Page MenuHomePhabricator

Investigate why query killer didn't kill 1-hour long queries
Closed, ResolvedPublic

Description

Needs more info on the description from the parent task.

Details

Related Gerrit Patches:

Event Timeline

jcrespo triaged this task as High priority.Feb 28 2018, 1:22 PM
jcrespo created this task.
Restricted Application added a subscriber: Aklapper. · View Herald TranscriptFeb 28 2018, 1:22 PM
jcrespo moved this task from Triage to Next on the DBA board.Feb 28 2018, 1:22 PM
jcrespo renamed this task from Investigate why query killer didn't kill 1-hour log queries to Investigate why query killer didn't kill 1-hour long queries.Mar 1 2018, 10:24 AM

Is there any progress so far?
Is someone actively working on this?

Is there any progress so far?
Is someone actively working on this?

No, we are not yet working on this.
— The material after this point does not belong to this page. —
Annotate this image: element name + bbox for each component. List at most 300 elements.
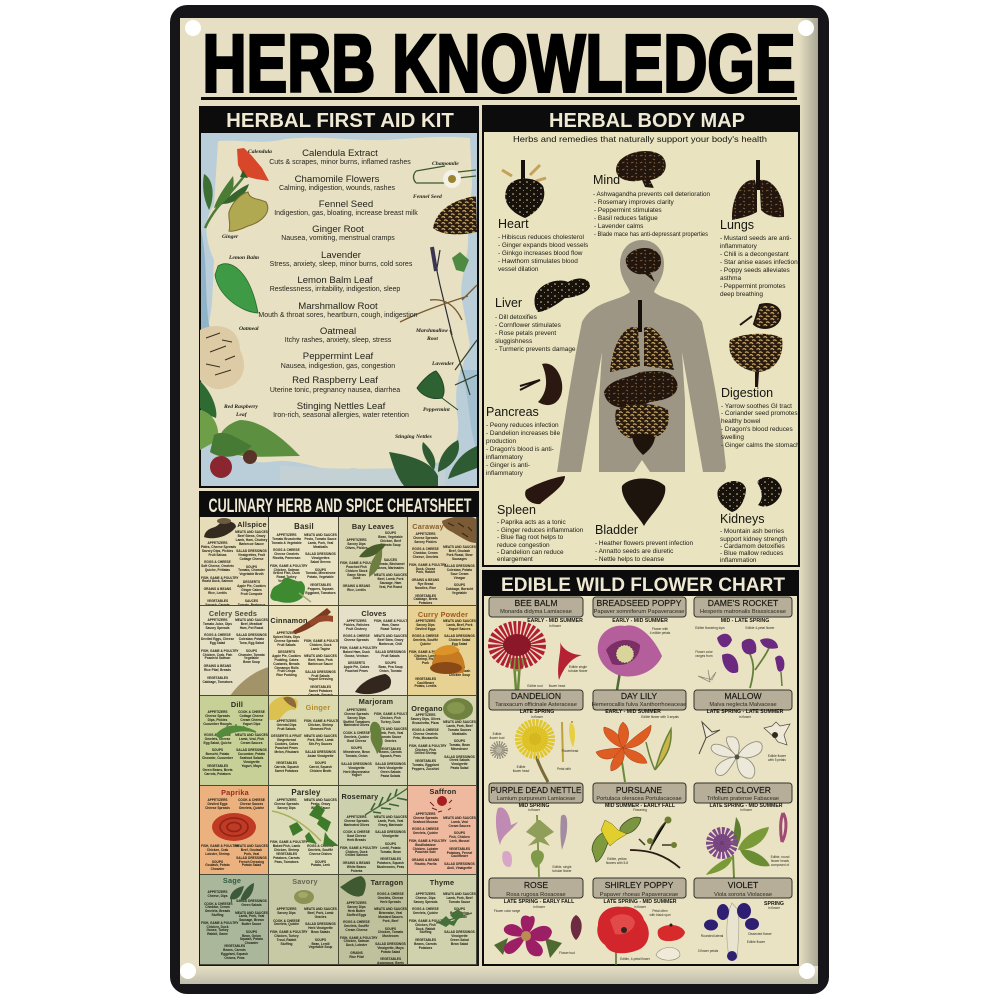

We have lots of fires going on at the moment and this is one of them, we will try to get to it as soon as we can.

There is a strange gap on any kind of killing activity between november and march:

 171966558 | 2017-11-20 06:29:35 | wmf_slave_wikiuser_sleep      | kill 1761131953                                                  
| 171978924 | 2018-03-01 16:41:05 | wmf_slave_wikiuser_sleep      | kill 1633679517

Even if it was that, the new query killer didn't solve anyway the long running queries, those had to be killed independently.

Change 415888 had a related patch set uploaded (by Jcrespo; owner: Jcrespo):
[operations/software@master] Consider as busy all queries that are not in Sleep state

https://gerrit.wikimedia.org/r/415888

jcrespo claimed this task.EditedMar 2 2018, 5:27 PM
jcrespo moved this task from Next to In progress on the DBA board.

Running SELECT sleep(70); as wikiuser to check it is at least in some way working.

Also shown on the logs:
171978924 | 2018-03-02 17:29:03 | wmf_slave_wikiuser_slow (>60) | kill 1731917342; SELECT sleep(100)

The same query was killed:

MariaDB [wikidatawiki]> SELECT /* Wikibase\Lib\Store\Sql\WikiPageEntityMetaDataLookup::selectRevisionInformationMultiple */ rev_id, rev_content_format, rev_timestamp, page_latest, page_is_redirect, old_id, old_text, old_flags, page_title FROM `page` INNER JOIN `revision` ON ((page_latest=rev_id)) INNER JOIN `text` ON ((old_id=rev_text_id));
ERROR 2013 (HY000): Lost connection to MySQL server during query

| 171978924 | 2018-03-02 17:38:03 | wmf_slave_wikiuser_slow (>60) | kill 1732579668; SELECT  rev_id, rev_content_format, rev_tim

The thesis is that for some reason, either the query killer was disabled or crashed, or other situation, that made it not working on that specific host.

I will check the query killer is updated to the latest version and active on all production hosts, then consider this resolved.

Change 415888 merged by jenkins-bot:
[operations/software@master] Consider as busy all queries that are not in Sleep state

https://gerrit.wikimedia.org/r/415888

Mentioned in SAL (#wikimedia-operations) [2018-03-06T15:54:50Z] <jynus> deploying new query killer logic to all wikidata (s8) db replicas T188505

jcrespo closed this task as Resolved.Mar 6 2018, 4:34 PM

@Lucas_Werkmeister_WMDE I am going to resolve this ticket once it has been deployed to all of s8 (wikidata database section). I will deploy on the other sections more slowly. This is not a risk-free deploy, so please be vigilant if there is something weird happening regarding queries failing or similar issues. This will, however, unblock at least the deployments you wanted to do.

@jcrespo okay, thanks a lot for your help! So far everything seems okay to me (no crazy server load spikes that I can see, and no drop in the rate of Wikidata edits).